The reviews “reflect a mix of declining prices that are near multi-year lows, weakening demand and a prolonged period of oversupply that will continue to significantly stress the credit profiles of companies in these sectors,” notes a statement from Moody’s.
In addition, the actions “reflect Moody’s effort to recalibrate the ratings in the oil & gas and mining & metals portfolios to align with the fundamental shifts in the credit conditions of these sectors,” the press release adds.
The announcement comes on the heels of several recent rating-related statements issued by Moody’s for the energy sector, including in Canada, the United States and Latin America.
Last Thursday, Moody’s placed the ratings of 19 exploration and production (E&P), and oilfield services companies in Canada on review for downgrade.
The range of possible outcomes upon conclusion of the review for given issuers varies from possible confirmation of ratings to multi-notch downgrades.
“Oil prices have deteriorated substantially in the past few weeks and have reached nominal price lows not seen in more than a decade,” Moody’s notes in its ratings rationale.
“We see a substantial risk that prices may recover much more slowly over the medium term than many companies expect, as well as a risk that prices might fall further. Even under a scenario with a modest recovery from current prices, producing companies and the drillers and service companies that support them will experience rising financial stress with much lower cash flows,” it continues.
Moody’s points out that while the review for downgrade considers focuses on companies rated in the range from A1 to B3, the firm is also re-evaluating higher and lower rated companies in the context of industry conditions.

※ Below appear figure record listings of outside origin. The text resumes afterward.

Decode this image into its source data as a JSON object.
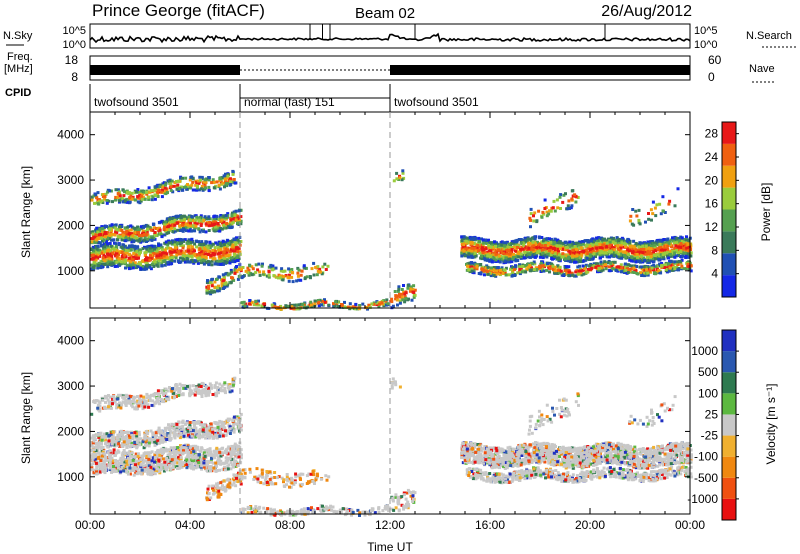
{
  "header": {
    "station": "Prince George (fitACF)",
    "beam": "Beam 02",
    "date": "26/Aug/2012"
  },
  "side_labels": {
    "nsky": "N.Sky",
    "nsearch": "N.Search",
    "freq": "Freq.",
    "freq_unit": "[MHz]",
    "nave": "Nave",
    "cpid": "CPID"
  },
  "noise_panel": {
    "top_tick": "10^5",
    "bottom_tick": "10^0",
    "right_top": "10^5",
    "right_bottom": "10^0"
  },
  "freq_panel": {
    "left_ticks": [
      "18",
      "8"
    ],
    "right_ticks": [
      "60",
      "0"
    ]
  },
  "cpid_segments": [
    {
      "label": "twofsound 3501",
      "start_h": 0,
      "end_h": 6
    },
    {
      "label": "normal (fast) 151",
      "start_h": 6,
      "end_h": 12
    },
    {
      "label": "twofsound 3501",
      "start_h": 12,
      "end_h": 24
    }
  ],
  "colors": {
    "power_scale": [
      "#1428e6",
      "#2050b4",
      "#3a7a5a",
      "#55a050",
      "#9acc3c",
      "#f0a010",
      "#f06010",
      "#e81818"
    ],
    "velocity_scale": [
      "#e81010",
      "#f05010",
      "#f08810",
      "#f0b030",
      "#c8c8c8",
      "#5cb840",
      "#2e7a50",
      "#2a58b0",
      "#2030c0"
    ]
  },
  "chart_data": [
    {
      "type": "heatmap",
      "title": "",
      "ylabel": "Slant Range [km]",
      "xlabel": "",
      "x_range_h": [
        0,
        24
      ],
      "ylim": [
        180,
        4500
      ],
      "y_ticks": [
        "1000",
        "2000",
        "3000",
        "4000"
      ],
      "colorbar": {
        "label": "Power [dB]",
        "ticks": [
          "4",
          "8",
          "12",
          "16",
          "20",
          "24",
          "28"
        ],
        "range": [
          0,
          30
        ]
      }
    },
    {
      "type": "heatmap",
      "title": "",
      "ylabel": "Slant Range [km]",
      "xlabel": "Time UT",
      "x_range_h": [
        0,
        24
      ],
      "ylim": [
        180,
        4500
      ],
      "x_ticks": [
        "00:00",
        "04:00",
        "08:00",
        "12:00",
        "16:00",
        "20:00",
        "00:00"
      ],
      "y_ticks": [
        "1000",
        "2000",
        "3000",
        "4000"
      ],
      "colorbar": {
        "label": "Velocity [m s⁻¹]",
        "ticks": [
          "1000",
          "500",
          "100",
          "25",
          "-25",
          "-100",
          "-500",
          "-1000"
        ]
      }
    }
  ]
}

“The higher rated companies on average are somewhat more resilient to low oil prices and Moody’s has recently downgraded many of the lower-rated companies,” the statement explains.

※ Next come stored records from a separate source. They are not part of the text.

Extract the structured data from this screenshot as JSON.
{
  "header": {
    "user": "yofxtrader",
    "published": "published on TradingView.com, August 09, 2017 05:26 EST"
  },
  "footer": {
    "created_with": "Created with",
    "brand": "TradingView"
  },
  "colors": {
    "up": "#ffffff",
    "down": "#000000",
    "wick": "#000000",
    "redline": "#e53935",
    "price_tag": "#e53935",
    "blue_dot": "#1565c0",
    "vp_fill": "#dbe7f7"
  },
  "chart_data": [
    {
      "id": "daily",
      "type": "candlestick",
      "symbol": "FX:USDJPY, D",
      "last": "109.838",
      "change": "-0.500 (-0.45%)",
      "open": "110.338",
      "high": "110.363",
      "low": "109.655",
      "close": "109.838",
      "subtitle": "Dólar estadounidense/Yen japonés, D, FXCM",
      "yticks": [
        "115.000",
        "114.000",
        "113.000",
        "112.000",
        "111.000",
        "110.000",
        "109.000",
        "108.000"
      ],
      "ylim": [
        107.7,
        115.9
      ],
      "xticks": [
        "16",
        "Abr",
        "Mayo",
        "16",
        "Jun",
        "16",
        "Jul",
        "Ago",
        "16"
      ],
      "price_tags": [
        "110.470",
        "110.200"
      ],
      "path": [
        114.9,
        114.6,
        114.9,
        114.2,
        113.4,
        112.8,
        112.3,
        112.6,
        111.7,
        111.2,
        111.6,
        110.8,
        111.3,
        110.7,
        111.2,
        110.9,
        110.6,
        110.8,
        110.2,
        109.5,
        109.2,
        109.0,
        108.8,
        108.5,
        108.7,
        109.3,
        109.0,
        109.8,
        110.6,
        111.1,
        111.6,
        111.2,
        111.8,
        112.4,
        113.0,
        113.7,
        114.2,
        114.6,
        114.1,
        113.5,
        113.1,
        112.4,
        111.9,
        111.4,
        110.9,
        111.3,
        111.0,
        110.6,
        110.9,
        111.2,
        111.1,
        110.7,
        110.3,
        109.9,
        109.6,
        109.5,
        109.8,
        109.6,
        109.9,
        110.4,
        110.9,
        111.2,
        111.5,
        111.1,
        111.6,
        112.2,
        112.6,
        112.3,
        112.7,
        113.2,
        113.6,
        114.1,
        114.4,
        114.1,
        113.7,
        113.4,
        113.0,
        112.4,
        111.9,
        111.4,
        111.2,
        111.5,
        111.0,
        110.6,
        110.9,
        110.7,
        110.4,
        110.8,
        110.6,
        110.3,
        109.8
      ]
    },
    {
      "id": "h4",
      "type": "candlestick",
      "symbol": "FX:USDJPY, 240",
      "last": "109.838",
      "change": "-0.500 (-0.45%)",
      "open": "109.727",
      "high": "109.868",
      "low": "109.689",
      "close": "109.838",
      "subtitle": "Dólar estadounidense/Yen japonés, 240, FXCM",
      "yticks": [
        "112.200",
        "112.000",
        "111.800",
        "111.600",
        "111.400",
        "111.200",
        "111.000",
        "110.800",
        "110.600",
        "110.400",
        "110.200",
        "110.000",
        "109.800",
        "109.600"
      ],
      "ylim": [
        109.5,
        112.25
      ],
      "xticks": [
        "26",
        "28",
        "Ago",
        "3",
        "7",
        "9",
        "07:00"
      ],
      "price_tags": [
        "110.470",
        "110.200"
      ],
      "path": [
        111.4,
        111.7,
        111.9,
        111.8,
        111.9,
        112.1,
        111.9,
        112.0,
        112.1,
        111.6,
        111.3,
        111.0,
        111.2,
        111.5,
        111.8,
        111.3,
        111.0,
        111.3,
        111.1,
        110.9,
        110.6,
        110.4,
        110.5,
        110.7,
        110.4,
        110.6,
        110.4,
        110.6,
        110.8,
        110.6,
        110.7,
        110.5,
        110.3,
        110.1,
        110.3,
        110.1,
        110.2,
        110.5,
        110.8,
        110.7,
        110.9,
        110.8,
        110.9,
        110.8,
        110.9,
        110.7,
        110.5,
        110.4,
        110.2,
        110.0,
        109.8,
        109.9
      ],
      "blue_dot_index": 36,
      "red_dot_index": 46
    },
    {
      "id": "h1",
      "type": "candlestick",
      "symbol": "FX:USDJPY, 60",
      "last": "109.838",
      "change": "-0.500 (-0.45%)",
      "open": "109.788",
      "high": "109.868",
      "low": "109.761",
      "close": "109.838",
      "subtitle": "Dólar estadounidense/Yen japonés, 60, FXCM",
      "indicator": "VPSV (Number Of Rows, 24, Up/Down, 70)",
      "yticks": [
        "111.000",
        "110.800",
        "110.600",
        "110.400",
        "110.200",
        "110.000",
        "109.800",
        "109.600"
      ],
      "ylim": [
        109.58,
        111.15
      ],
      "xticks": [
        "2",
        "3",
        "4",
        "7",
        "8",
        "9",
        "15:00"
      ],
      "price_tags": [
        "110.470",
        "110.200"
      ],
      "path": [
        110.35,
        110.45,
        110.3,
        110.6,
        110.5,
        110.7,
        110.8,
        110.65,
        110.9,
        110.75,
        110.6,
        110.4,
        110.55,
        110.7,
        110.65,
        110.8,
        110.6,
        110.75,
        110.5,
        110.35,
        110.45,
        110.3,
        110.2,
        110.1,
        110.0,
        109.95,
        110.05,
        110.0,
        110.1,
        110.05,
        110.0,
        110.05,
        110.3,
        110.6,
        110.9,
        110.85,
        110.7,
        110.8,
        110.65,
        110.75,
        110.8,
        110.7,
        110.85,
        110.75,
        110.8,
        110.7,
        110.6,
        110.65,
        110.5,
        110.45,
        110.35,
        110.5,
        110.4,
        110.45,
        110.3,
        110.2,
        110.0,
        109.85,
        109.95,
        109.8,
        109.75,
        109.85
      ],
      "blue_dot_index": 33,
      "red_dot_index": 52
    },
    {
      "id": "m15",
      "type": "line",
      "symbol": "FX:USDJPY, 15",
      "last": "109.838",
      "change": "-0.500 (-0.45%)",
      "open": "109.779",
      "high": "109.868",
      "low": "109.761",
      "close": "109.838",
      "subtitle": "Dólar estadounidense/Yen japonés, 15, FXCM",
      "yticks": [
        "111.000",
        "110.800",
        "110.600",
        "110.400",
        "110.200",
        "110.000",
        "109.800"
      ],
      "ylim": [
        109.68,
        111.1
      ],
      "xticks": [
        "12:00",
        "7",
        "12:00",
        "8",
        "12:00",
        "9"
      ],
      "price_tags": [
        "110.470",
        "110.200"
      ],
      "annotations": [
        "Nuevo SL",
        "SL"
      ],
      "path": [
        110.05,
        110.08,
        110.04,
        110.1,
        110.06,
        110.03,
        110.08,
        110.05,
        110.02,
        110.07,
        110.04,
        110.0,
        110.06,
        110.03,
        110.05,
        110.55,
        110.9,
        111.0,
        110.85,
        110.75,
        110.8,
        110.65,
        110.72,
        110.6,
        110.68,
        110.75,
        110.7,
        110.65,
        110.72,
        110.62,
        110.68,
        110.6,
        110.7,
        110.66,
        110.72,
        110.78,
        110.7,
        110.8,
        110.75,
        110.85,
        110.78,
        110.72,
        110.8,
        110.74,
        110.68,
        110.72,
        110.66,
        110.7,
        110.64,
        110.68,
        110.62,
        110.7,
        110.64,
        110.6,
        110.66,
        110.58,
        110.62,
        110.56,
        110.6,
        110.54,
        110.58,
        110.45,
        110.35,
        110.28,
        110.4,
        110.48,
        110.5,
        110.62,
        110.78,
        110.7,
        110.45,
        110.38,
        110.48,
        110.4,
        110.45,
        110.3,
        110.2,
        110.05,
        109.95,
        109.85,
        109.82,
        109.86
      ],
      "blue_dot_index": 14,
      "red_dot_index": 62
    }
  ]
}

Moody’s reports that production now exceeds demand by about 2 million barrels per day, thereby adding to already high global oil stocks.

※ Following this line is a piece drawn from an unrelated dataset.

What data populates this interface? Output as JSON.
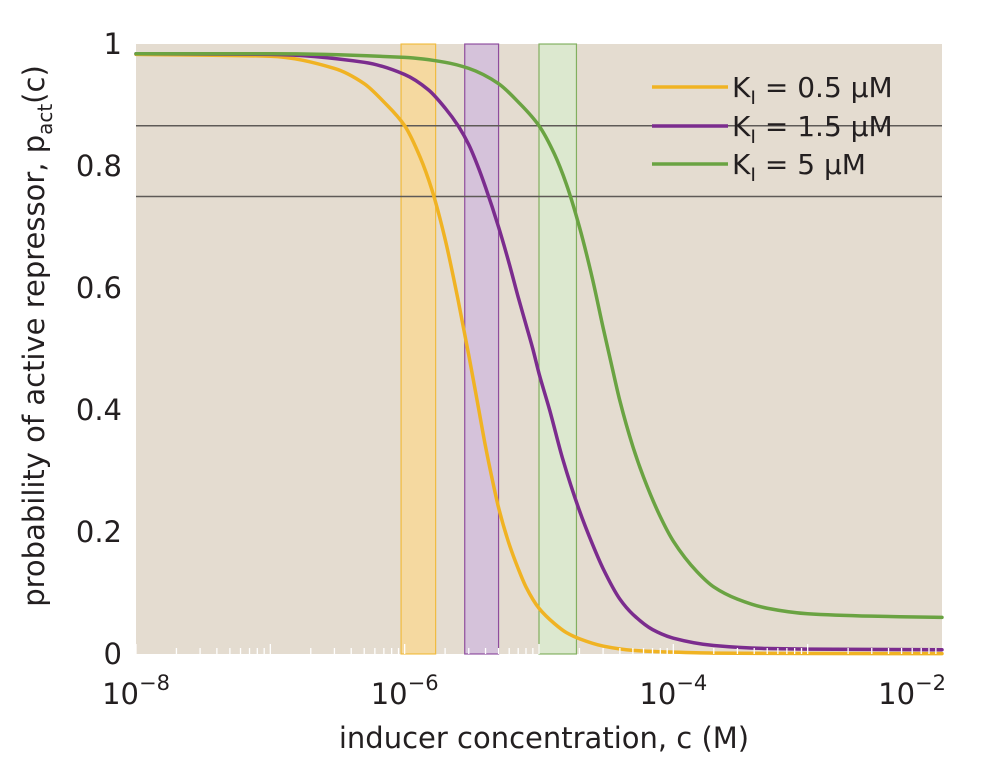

“Lower oil prices will further weaken cash flows for E&P companies and the upstream portion of integrated oil and gas companies,” the statement explains.
“This will cause further deterioration in financial ratios, including deeper negative free cash flow. Most companies are unable to internally fund sustaining levels of capital spending at current market prices,” Moody’s adds.
In addition, “while integrated oil and gas companies benefit from the profitability of their downstream operations, the upstream operations represent a much larger part of the capital employed and cash flow for most of these companies.”
With regard to the drilling and oilfield services (OFS) sector, Moody’s notes that it expects OFS sector EBITDA (earnings before interest, taxes, depreciation and amortization) to drop by another 25% to 30% in 2016, “testing the viability of the capital structures of many of these businesses.” Credit quality is expected to deteriorate for all OFS players in 2016.
“Drillers with significant contract expirations will also suffer material credit degradation as contracts are either not renewed or are renewed at rates that produce far less revenue,” Moody’s expects.
“Multi-notch downgrades are particularly likely among issuers whose activities are centered in North America, where natural gas prices have declined dramatically along with oil prices. Moody’s expects to conclude a majority of the reviews by the end of the first quarter,” the statement adds.